Hamile kaldığımda bir söz duymuştum: Bir çocuk hiç çocuk, iki çocuk çok çocuk... demişlerdi. Sıradan, yurdum insanının alışılagelmiş korkutma isteğiyle yoğurulmuş, zaman zaman gerçekten zor olan bir durumu anlatmak için kullanılan abartı bir söz bence. Evet bazen ciddi anlamda zorlanıyorum, ev işlerine yetişme çabam yok zaten ama çocuklarımın istek ve ihtiyaçlarına yetişemediğim çok zaman oluyor. Ama sonuçta insanım. Bir de çocuklarımı nasıl "çok" diye nitelerim yahu! Topu topu iki tane, Allahım sağlık, mutluluk, huzur nasip etsin, bizi birbirimizden ayırmasın inşallah.

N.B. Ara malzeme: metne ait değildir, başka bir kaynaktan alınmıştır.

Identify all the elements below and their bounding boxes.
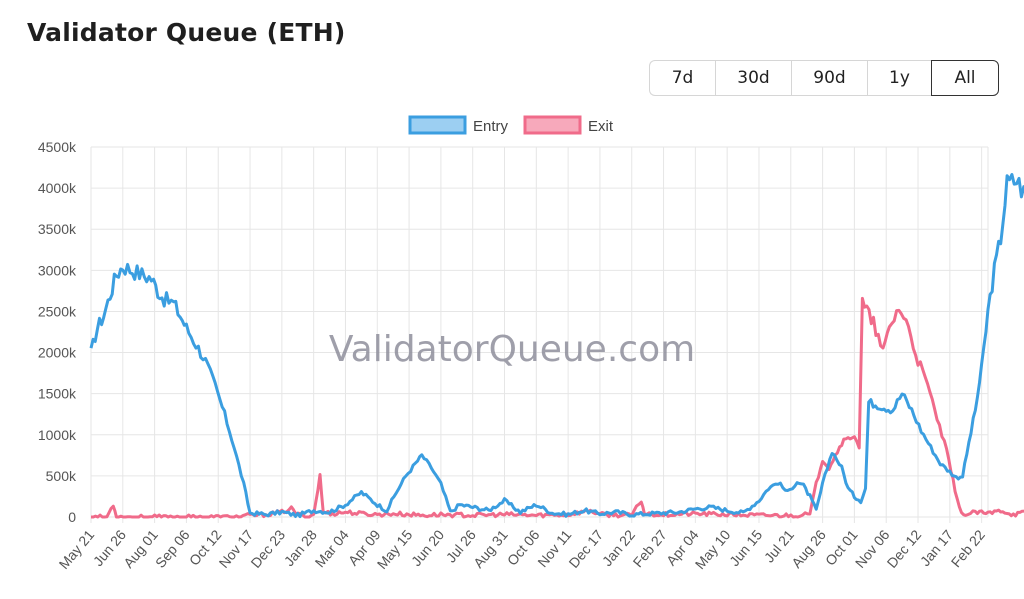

Peki ben her daim "amaaan yetişemezsem ne olacak sanki, insanım sonuçta" modunda mıydım? Asla öyle değildim. Büyük oğlumda annelik yaptığımı zannederek kendimi yırtarcasına öğretmenlik yapmışım. O kadar ki, 3,5 yaşında kreşe başladığında ana-ara renkler, geometrik şekiller, hayvanlar, taşıtlar, meve-sebzeler, boya çeşitlerinin kullanımı, vs her şeyi zaten bilir vaziyetteydi. O yüzden kreşe alışmakta hiç zorlanmadı, hiç bir zaman da sorun çıkarmadı. Ve açıkçası bu nedenle kreş ona sadece sosyal bir ortam oldu.
İkinci kez anne olduğumda, oğlum 2. sınıfa gidiyordu. Gebelik sürecim boyunca onu kardeşinin gelişine hazırladık. Bolca konuştuk. Ona olan ilgi ve sevgimizin asla değişmeyeceğini, ancak kardeşinin tüm ihtiyaçlarını biz karşılamak zorunda olduğumuz için biraz fazlaca zamanımızı alacağını anlattık. Ha, bir de kardeşini dünyaya getirmeye biz karar verdiğimize göre onunla ilgilenmenin de bizim sorumluluğumuz olduğunu, vs anlattık. Ayrıca kıskançlık, korku, sevgi, heyecan... her ne hissediyorsa bize çekinmeden anlatmasını rica ettik (gerçi bunu her zaman söylüyoruz ama o sıralar biraz daha fazla tekrar ettik). En başta çok endişeliyken (kardeşim doğunca benim odamı ona vereceksiniz, eşyalarımı oyuncaklarımı ona vereceksiniz gibi şeyler söylüyor, endişesini dile getiriyordu) bu konuşmalar sayesinde epey rahatladı. Ama tabi bilinmeyene yolculuğun verdiği tedirginliği atması çoook daha uzun zaman aldı; hepimizi için öyle oldu aslında.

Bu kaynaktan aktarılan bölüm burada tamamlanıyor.